Même au niveau de l'amnistie pour les individus, de nombreux défis complexes existaient avec les contours de la politique telle qu'elle était connue. Celles-ci comprenaient des critères d'éligibilité, la nécessité de garantir la non-répétition des violations, l'exigence de l'AMLO que les victimes pardonnent aux auteurs et aux auteurs de fournir des réparations aux victimes, et une exigence que les personnes éligibles fournissent des renseignements sur leurs anciennes cohortes criminelles. N'importe lequel d'entre eux pourrait déclencher le programme. Comment garantir la protection des bénéficiaires contre les représailles des groupes criminels auxquels ils ont fourni des renseignements? Et si une victime refusait de pardonner à l'agresseur? Les victimes ou leur parent pourraient-ils être identifiés? Qui est exactement la victime d'un «halcón»?

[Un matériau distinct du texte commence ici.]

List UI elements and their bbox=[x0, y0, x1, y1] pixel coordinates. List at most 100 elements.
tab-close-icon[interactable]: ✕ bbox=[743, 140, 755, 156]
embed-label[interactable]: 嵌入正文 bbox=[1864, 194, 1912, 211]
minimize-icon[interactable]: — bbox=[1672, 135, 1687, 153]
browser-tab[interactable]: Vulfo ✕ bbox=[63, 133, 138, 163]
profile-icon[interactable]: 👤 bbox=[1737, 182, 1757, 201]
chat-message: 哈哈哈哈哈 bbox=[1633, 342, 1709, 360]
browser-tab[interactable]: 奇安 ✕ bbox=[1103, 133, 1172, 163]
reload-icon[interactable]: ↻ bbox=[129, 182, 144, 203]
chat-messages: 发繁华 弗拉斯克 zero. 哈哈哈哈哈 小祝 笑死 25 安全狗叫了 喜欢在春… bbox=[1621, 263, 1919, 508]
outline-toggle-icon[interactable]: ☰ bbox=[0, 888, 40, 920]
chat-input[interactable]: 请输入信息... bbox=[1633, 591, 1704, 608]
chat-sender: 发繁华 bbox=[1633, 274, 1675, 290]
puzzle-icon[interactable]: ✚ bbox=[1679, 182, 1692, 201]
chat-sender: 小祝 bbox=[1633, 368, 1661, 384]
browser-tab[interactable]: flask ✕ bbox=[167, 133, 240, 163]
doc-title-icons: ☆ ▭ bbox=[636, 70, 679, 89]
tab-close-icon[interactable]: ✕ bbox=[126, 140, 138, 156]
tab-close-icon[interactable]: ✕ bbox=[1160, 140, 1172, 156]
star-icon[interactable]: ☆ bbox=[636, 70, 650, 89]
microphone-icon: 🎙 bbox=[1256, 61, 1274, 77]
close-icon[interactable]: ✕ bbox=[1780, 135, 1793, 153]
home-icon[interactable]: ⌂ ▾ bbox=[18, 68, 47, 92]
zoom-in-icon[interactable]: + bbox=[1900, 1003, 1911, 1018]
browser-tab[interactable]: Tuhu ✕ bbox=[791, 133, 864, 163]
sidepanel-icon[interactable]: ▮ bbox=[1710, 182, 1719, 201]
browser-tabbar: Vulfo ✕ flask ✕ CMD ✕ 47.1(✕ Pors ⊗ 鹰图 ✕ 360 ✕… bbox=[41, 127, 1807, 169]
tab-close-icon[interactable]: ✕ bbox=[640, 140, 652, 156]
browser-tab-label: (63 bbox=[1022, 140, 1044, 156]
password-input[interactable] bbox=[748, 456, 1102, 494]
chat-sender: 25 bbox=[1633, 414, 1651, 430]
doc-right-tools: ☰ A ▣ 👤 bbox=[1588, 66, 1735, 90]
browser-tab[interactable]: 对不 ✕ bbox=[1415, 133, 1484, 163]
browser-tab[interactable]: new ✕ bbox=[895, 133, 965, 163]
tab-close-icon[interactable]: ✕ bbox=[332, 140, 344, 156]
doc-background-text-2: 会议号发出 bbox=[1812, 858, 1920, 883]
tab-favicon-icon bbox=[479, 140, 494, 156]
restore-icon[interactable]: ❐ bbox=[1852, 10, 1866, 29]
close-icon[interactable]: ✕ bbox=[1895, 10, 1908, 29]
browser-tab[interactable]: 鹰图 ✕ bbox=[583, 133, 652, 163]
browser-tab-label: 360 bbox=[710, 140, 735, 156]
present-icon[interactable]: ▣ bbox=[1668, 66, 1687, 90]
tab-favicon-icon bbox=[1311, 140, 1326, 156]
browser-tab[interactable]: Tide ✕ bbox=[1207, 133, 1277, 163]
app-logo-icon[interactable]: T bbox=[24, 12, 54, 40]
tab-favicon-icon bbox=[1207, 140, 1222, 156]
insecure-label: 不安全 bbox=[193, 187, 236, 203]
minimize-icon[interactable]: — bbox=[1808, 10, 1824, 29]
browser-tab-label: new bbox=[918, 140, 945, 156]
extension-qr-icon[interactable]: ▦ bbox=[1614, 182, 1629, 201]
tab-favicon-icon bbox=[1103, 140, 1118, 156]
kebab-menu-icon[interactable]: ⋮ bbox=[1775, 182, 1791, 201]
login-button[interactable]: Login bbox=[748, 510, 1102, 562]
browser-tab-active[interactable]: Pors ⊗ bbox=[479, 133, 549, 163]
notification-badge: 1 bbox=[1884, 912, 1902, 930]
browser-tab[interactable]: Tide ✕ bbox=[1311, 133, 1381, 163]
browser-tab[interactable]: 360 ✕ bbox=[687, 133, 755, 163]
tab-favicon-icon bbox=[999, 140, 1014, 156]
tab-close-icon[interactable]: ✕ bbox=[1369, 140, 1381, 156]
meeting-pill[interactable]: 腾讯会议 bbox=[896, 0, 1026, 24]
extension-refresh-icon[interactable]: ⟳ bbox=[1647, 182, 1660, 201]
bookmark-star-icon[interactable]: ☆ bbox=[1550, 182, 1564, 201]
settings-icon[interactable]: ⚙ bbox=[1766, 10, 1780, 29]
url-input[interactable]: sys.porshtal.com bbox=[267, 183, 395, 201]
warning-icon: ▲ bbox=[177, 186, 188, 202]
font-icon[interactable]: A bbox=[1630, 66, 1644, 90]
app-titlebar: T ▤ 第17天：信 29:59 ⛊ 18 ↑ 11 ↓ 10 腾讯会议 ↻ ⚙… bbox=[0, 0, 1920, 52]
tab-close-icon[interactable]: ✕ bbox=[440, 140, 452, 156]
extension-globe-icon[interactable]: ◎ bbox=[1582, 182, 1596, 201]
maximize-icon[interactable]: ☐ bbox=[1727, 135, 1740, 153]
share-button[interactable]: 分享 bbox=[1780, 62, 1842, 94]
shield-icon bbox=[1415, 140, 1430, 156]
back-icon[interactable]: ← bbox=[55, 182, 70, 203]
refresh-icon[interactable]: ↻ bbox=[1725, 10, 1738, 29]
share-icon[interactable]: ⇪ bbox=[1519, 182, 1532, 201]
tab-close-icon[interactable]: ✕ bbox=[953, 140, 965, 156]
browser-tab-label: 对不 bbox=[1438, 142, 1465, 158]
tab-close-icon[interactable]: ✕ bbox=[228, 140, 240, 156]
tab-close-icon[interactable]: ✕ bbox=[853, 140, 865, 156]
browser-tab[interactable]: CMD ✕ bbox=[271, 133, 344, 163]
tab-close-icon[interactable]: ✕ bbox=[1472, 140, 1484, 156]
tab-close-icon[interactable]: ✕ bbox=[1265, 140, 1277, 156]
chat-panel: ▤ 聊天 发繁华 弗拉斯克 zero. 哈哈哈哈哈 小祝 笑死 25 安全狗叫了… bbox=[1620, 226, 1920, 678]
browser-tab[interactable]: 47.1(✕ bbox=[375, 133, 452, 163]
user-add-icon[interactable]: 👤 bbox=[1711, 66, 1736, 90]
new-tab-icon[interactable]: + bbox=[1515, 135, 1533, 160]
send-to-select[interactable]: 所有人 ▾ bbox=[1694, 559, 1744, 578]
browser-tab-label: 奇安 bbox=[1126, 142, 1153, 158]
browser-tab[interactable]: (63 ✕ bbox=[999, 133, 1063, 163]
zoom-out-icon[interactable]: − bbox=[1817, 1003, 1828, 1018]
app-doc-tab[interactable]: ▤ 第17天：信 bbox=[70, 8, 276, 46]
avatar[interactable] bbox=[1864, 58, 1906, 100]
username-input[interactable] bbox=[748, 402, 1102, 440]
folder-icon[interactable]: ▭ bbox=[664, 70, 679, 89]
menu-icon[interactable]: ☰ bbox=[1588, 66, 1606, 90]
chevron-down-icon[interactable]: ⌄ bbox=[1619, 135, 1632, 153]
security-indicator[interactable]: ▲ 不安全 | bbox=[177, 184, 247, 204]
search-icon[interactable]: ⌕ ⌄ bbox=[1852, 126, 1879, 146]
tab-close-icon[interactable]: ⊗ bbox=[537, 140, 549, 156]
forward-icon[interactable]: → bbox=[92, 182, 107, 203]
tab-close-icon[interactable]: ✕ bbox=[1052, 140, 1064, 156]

Plutôt que de centrer le pardon sur les victimes individuelles et que les auteurs soient seuls responsables des réparations, un principe de pardon au niveau national serait beaucoup plus facilement applicable et équitable, l'État mexicain lui-même fournissant une assistance aux victimes.

Surtout, lorsque la justice transitionnelle est utilisée dans les situations d’après conflit ou pendant les transitions du régime, il est présumé qu’une période particulière de violations des droits et de conflits violents a pris fin et ne se répétera pas. Mais ce n'est pas le cas au Mexique: le pays continuera à faire face à une criminalité violente – souvent à un niveau intense – pendant longtemps. Ainsi, une loi d'amnistie ou de clémence qui n'est pas très restrictive aurait probablement des effets très néfastes sur l'état de droit au Mexique en renforçant la capacité de dissuasion déjà effondrée des forces de l'ordre mexicaines.